Entre as peças inestimáveis transformadas em cinzas, está uma coleção egípcia, uma outra de arte e de artefactos greco-romanos, coleções de paleontologia — que incluíam o esqueleto de um dinossauro encontrado na região de Minas Gerais, bem como o mais antigo fóssil humano descoberto no Brasil, “Luzia”.

Um dos únicos vestígios preservados foi o enorme meteorito com mais de cinco toneladas, que continua em frente à entrada, agora sozinho no meio de cinzas e paredes calcinadas. Após ter passado uma boa parte da noite a combater o incêndio, que deflagrou no domingo à noite, os bombeiros tentaram salvar o que podia ser salvo.
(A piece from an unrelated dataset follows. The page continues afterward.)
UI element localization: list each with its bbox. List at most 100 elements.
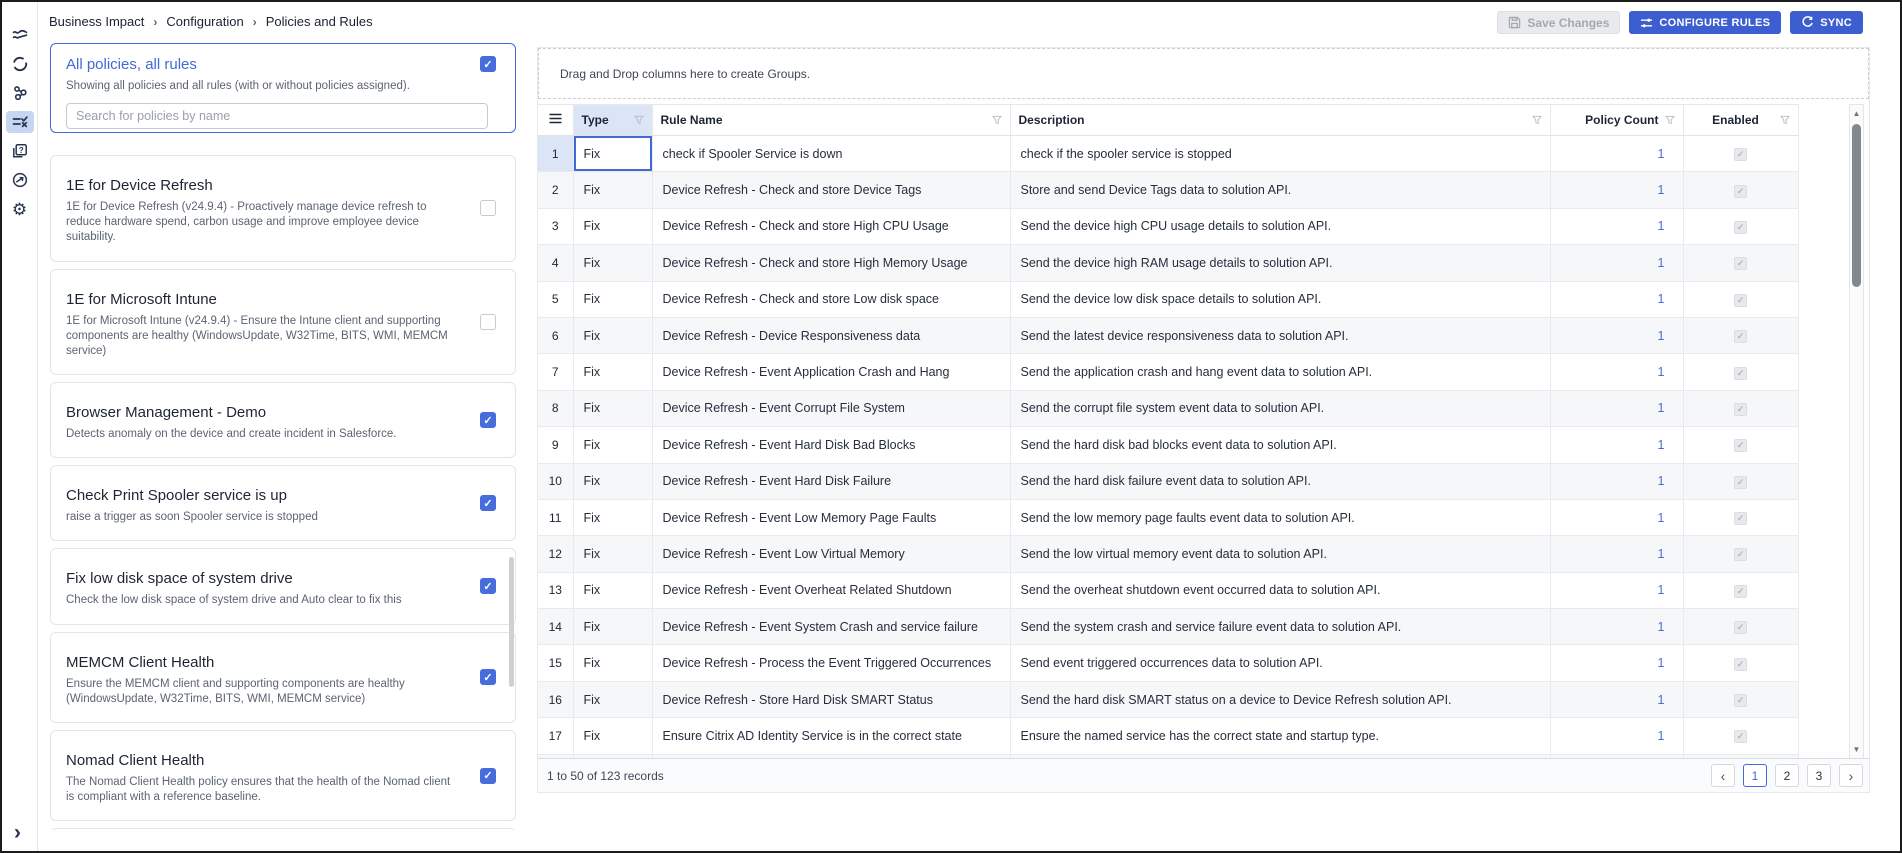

“Pensamos que objetos guardados num cofre no terceiro andar deverão estar intactos”, afirmou Gustavo Lourenço, funcionário do museu. Antônio Gambine Moreira, responsável do planeamento e finanças da Universidade Federal do Rio de Janeiro (UFRJ), que gere o museu, indicou que algumas peças que estavam na cave puderam ser resgatadas, mas sublinhou que se trata de uma parte insignificante do acervo, referindo “uma perda incomensurável”.
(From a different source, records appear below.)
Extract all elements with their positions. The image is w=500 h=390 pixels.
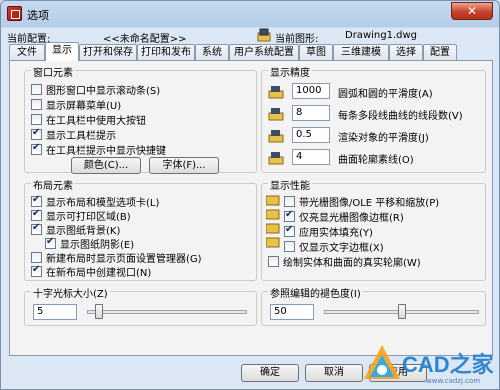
checkbox[interactable] <box>31 127 42 140</box>
page-setup-manager-option[interactable]: 新建布局时显示页面设置管理器(G) <box>31 250 202 265</box>
tab-selection[interactable]: 选择 <box>389 44 423 60</box>
checkbox[interactable] <box>31 99 42 110</box>
contour-icon <box>268 152 284 165</box>
tab-drafting[interactable]: 草图 <box>299 44 333 60</box>
contour-lines-input[interactable]: 4 <box>292 149 330 165</box>
crosshair-size-group: 十字光标大小(Z) 5 <box>24 285 257 326</box>
checkbox[interactable] <box>284 196 295 207</box>
crosshair-size-title: 十字光标大小(Z) <box>31 285 110 300</box>
tab-profiles[interactable]: 配置 <box>423 44 457 60</box>
xref-fade-input[interactable]: 50 <box>270 304 314 320</box>
cad-home-logo-icon <box>364 345 400 379</box>
display-performance-title: 显示性能 <box>268 177 312 192</box>
crosshair-size-input[interactable]: 5 <box>33 304 77 320</box>
window-elements-title: 窗口元素 <box>31 64 75 79</box>
layout-elements-title: 布局元素 <box>31 177 75 192</box>
checkbox[interactable] <box>31 194 42 207</box>
crosshair-slider-track[interactable] <box>87 310 247 314</box>
checkbox[interactable] <box>284 224 295 237</box>
checkbox[interactable] <box>268 256 279 267</box>
layout-elements-group: 布局元素 显示布局和模型选项卡(L) 显示可打印区域(B) 显示图纸背景(K) … <box>24 177 257 281</box>
render-smoothness-row: 0.5 渲染对象的平滑度(J) <box>268 127 483 145</box>
tab-open-save[interactable]: 打开和保存 <box>79 44 137 60</box>
checkbox[interactable] <box>284 209 295 222</box>
fonts-button[interactable]: 字体(F)... <box>149 157 219 174</box>
xref-fade-slider-thumb[interactable] <box>397 304 406 319</box>
title-bar: 选项 ✕ <box>1 1 499 27</box>
polyline-segments-input[interactable]: 8 <box>292 105 330 121</box>
display-resolution-title: 显示精度 <box>268 64 312 79</box>
watermark-text: CAD之家 <box>402 352 494 377</box>
display-performance-group: 显示性能 带光栅图像/OLE 平移和缩放(P) 仅亮显光栅图像边框(R) 应用实… <box>261 177 486 281</box>
screen-menu-option[interactable]: 显示屏幕菜单(U) <box>31 97 121 112</box>
text-frame-option[interactable]: 仅显示文字边框(X) <box>284 239 384 254</box>
raster-ole-option[interactable]: 带光栅图像/OLE 平移和缩放(P) <box>284 194 439 209</box>
checkbox[interactable] <box>45 236 56 249</box>
render-smoothness-input[interactable]: 0.5 <box>292 127 330 143</box>
window-elements-group: 窗口元素 图形窗口中显示滚动条(S) 显示屏幕菜单(U) 在工具栏中使用大按钮 … <box>24 64 257 174</box>
create-viewport-option[interactable]: 在新布局中创建视口(N) <box>31 264 151 279</box>
display-tab-panel: 窗口元素 图形窗口中显示滚动条(S) 显示屏幕菜单(U) 在工具栏中使用大按钮 … <box>9 60 493 356</box>
checkbox[interactable] <box>31 142 42 155</box>
drawing-value: Drawing1.dwg <box>345 30 417 41</box>
tab-3d-modeling[interactable]: 三维建模 <box>333 44 389 60</box>
tooltips-option[interactable]: 显示工具栏提示 <box>31 127 116 142</box>
tab-plot-publish[interactable]: 打印和发布 <box>137 44 195 60</box>
checkbox[interactable] <box>31 264 42 277</box>
render-icon <box>268 130 284 143</box>
checkbox[interactable] <box>31 208 42 221</box>
tab-display[interactable]: 显示 <box>45 42 79 61</box>
window-title: 选项 <box>27 9 49 22</box>
tab-system[interactable]: 系统 <box>195 44 229 60</box>
tab-strip: 文件 显示 打开和保存 打印和发布 系统 用户系统配置 草图 三维建模 选择 配… <box>9 42 493 61</box>
large-buttons-option[interactable]: 在工具栏中使用大按钮 <box>31 112 146 127</box>
checkbox[interactable] <box>284 241 295 252</box>
checkbox[interactable] <box>31 252 42 263</box>
arc-smoothness-row: 1000 圆弧和圆的平滑度(A) <box>268 83 483 101</box>
colors-button[interactable]: 颜色(C)... <box>71 157 141 174</box>
polyline-segments-row: 8 每条多段线曲线的线段数(V) <box>268 105 483 123</box>
ok-button[interactable]: 确定 <box>241 364 299 382</box>
info-bar: 当前配置: <<未命名配置>> 当前图形: Drawing1.dwg <box>7 28 495 45</box>
drawing-file-icon <box>257 28 271 42</box>
tooltip-shortcuts-option[interactable]: 在工具栏提示中显示快捷键 <box>31 142 166 157</box>
contour-lines-row: 4 曲面轮廓素线(O) <box>268 149 483 167</box>
display-resolution-group: 显示精度 1000 圆弧和圆的平滑度(A) 8 每条多段线曲线的线段数(V) 0… <box>261 64 486 173</box>
raster-frame-option[interactable]: 仅亮显光栅图像边框(R) <box>284 209 404 224</box>
autocad-icon <box>7 6 22 21</box>
checkbox[interactable] <box>31 222 42 235</box>
polyline-icon <box>268 108 284 121</box>
close-button[interactable]: ✕ <box>451 2 493 20</box>
true-silhouettes-option[interactable]: 绘制实体和曲面的真实轮廓(W) <box>268 254 421 269</box>
layout-model-tabs-option[interactable]: 显示布局和模型选项卡(L) <box>31 194 159 209</box>
crosshair-slider-thumb[interactable] <box>94 304 103 319</box>
watermark-url: www.cadzj.com <box>426 377 481 385</box>
paper-background-option[interactable]: 显示图纸背景(K) <box>31 222 120 237</box>
tab-files[interactable]: 文件 <box>9 44 45 60</box>
arc-smoothness-input[interactable]: 1000 <box>292 83 330 99</box>
cancel-button[interactable]: 取消 <box>305 364 363 382</box>
paper-shadow-option[interactable]: 显示图纸阴影(E) <box>45 236 134 251</box>
xref-fade-group: 参照编辑的褪色度(I) 50 <box>261 285 486 326</box>
xref-fade-title: 参照编辑的褪色度(I) <box>268 285 363 300</box>
scrollbars-option[interactable]: 图形窗口中显示滚动条(S) <box>31 82 160 97</box>
checkbox[interactable] <box>31 84 42 95</box>
solid-fill-option[interactable]: 应用实体填充(Y) <box>284 224 373 239</box>
checkbox[interactable] <box>31 114 42 125</box>
options-dialog: 选项 ✕ 当前配置: <<未命名配置>> 当前图形: Drawing1.dwg … <box>0 0 500 390</box>
tab-user-preferences[interactable]: 用户系统配置 <box>229 44 299 60</box>
printable-area-option[interactable]: 显示可打印区域(B) <box>31 208 131 223</box>
watermark-logo: CAD之家 www.cadzj.com <box>356 341 499 389</box>
arc-icon <box>268 86 284 99</box>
Eu vim dizer adeus”, comentou um estudante que participava numa manifestação, antes de abraçar um colega, ambos comovidos até às lágrimas. “É o Brasil inteiro que desaparece em fumo, é uma catástrofe indescritível para aqueles que defendem a história e a cultura”, declarou Valeria Rivera, técnica de restauro, que trabalhava no museu desde 2012.

O editorial do jornal O Globo condenava uma “tragédia previsível”: “A degradação do museu e a sua transformação em cinzas fazem soar de forma estridente o alarme para a necessidade de redefinir as prioridades orçamentais”.

Mergulhado numa dívida pública abissal e em sucessivos escândalos de corrupção, o Brasil, que sai timidamente de uma recessão histórica, efetuou nos últimos meses muitos cortes orçamentais nas áreas da investigação, da cultura e da ciência. O ministro da Cultura, Sérgio Sá Leitão, reconheceu que “a tragédia poderia ter sido evitada” e que, no museu, “os problemas se foram acumulando ao longo do tempo”.

Há três meses, por ocasião do bicentenário, o Museu Nacional obteve um financiamento de 21,7 milhões de reais (cerca de 4,51 milhões de euros) do banco público BNDES (Banco Nacional de Desenvolvimento) para contribuir para o restauro do edifício. Em 1978, um incêndio dramático tinha já destruído o Museu de Arte Moderna do Rio, carbonizando nomeadamente algumas telas de Picasso e Miró.